Creating a narrow legislative fix, whatever form it takes, that gives Druze citizens special status and acknowledges their contributions to the state would be to take the nation-state law and expand its parameters rather than address the underlying problem behind it. Is the clause of the law that declares the right to self-determination in Israel unique to the Jewish people objectionable because it casts all non-Jewish citizens as substandard, or is it objectionable because it excludes some Israelis who serve in the IDF? If the latter, then the opposition that focuses solely on Druze and other non-Jewish IDF veterans makes sense. But if it is the former – and that is where my objections to the nation-state law lie – then whether or not an individual or an entire sector performs national service is irrelevant. Democratic states must treat all of their citizens equally, full stop. If Israel wants to pass legislation that differentiates between different classes of citizens based on what they do rather than who they are, then it should do so; many Israelis who are rushing to defend Druze based on their service would probably be ok with putting them on a higher plane than Haredi Jews who do not join in the IDF or perform national service. But creating a hybrid system that privileges one set of people based on ethnic or religious heritage and then carves out space for other ethnicities or religions based on their perceived loyalty is no better than the concept behind the nation-state law in the first place.
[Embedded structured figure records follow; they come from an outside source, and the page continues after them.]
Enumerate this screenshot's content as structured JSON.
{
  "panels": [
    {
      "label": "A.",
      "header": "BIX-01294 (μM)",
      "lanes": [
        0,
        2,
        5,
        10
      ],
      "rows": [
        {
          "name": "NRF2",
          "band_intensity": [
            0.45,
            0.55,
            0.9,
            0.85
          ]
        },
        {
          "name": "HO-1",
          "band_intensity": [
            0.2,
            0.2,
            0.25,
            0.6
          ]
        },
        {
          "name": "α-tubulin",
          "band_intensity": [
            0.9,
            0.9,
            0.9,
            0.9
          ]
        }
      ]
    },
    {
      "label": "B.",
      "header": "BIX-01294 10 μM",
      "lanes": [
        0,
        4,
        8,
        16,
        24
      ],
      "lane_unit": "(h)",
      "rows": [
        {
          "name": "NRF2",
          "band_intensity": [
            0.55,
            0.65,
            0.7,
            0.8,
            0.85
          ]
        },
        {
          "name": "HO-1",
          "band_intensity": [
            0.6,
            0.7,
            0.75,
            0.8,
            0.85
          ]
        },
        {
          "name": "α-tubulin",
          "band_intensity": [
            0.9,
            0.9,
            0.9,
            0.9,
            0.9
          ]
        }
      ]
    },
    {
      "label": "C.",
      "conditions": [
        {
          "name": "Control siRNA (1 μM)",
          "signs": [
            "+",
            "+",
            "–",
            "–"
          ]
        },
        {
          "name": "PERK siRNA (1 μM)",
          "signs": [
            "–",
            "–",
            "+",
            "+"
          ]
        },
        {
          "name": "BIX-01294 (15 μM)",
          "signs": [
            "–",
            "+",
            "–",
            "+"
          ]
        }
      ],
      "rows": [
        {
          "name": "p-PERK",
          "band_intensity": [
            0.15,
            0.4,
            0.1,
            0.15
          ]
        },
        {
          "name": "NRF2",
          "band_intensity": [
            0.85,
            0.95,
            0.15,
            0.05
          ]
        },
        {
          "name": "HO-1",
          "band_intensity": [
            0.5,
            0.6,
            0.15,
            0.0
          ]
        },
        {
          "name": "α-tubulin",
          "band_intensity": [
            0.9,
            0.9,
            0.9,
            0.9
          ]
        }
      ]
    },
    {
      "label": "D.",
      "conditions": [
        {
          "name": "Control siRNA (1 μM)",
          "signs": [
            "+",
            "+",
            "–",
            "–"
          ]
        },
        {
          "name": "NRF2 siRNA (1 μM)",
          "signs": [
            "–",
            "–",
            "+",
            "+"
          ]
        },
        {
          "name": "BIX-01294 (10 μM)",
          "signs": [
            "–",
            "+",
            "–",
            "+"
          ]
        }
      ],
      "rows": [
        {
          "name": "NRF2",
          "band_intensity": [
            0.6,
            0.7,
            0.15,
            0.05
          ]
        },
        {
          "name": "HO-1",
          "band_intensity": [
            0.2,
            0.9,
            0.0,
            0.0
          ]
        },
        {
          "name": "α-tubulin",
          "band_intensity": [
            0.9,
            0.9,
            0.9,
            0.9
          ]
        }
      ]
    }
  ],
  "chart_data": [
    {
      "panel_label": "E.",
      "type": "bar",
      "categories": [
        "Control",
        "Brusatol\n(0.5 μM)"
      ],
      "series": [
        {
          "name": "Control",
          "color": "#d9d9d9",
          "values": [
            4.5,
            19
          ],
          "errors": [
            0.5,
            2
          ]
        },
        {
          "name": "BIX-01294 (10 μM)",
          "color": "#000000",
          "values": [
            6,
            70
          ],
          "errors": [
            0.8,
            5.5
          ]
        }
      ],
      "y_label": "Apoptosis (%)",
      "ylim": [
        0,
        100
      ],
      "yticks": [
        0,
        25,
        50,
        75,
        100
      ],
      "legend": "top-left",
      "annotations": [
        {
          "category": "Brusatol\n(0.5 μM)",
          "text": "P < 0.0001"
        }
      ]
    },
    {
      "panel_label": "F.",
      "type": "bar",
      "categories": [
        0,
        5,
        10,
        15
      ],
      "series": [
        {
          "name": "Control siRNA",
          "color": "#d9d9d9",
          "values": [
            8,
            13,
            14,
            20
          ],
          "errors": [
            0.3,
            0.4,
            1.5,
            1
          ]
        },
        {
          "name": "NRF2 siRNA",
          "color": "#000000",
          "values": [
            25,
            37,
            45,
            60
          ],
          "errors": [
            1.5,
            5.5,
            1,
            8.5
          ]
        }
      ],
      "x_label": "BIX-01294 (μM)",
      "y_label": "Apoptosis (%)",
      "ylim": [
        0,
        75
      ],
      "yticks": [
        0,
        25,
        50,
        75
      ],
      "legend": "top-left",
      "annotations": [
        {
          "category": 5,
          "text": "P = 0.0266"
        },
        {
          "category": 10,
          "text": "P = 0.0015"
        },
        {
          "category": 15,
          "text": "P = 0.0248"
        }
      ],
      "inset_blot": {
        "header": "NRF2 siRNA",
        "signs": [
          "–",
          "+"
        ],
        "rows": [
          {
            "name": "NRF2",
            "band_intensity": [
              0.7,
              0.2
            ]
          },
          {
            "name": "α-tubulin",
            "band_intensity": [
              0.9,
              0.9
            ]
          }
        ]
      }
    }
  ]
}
Using the treatment of Druze as the vehicle to attack the nation-state law is the wrong way to go about protesting it since it concedes the very principle animating it.

None of this is to denigrate Israeli Druze or the burden they have admirably assumed. There is a reason that the security establishment has risen to their defense in such an unbroken display of solidarity. Druze deserve all of the praise that is being heaped upon them, and that they now feel like castoffs who have been used by the Jewish majority should be cause for shame on the part of every Jewish citizen of Israel. But rectifying the nation-state law’s mistreatment of one group while preserving its mistreatment of the others is no solution. The problem with the nation-state law is not that it put Israeli Druze on an unequal footing with Israeli Jews; it is that it put every non-Jewish Israeli on an unequal footing with Israeli Jews.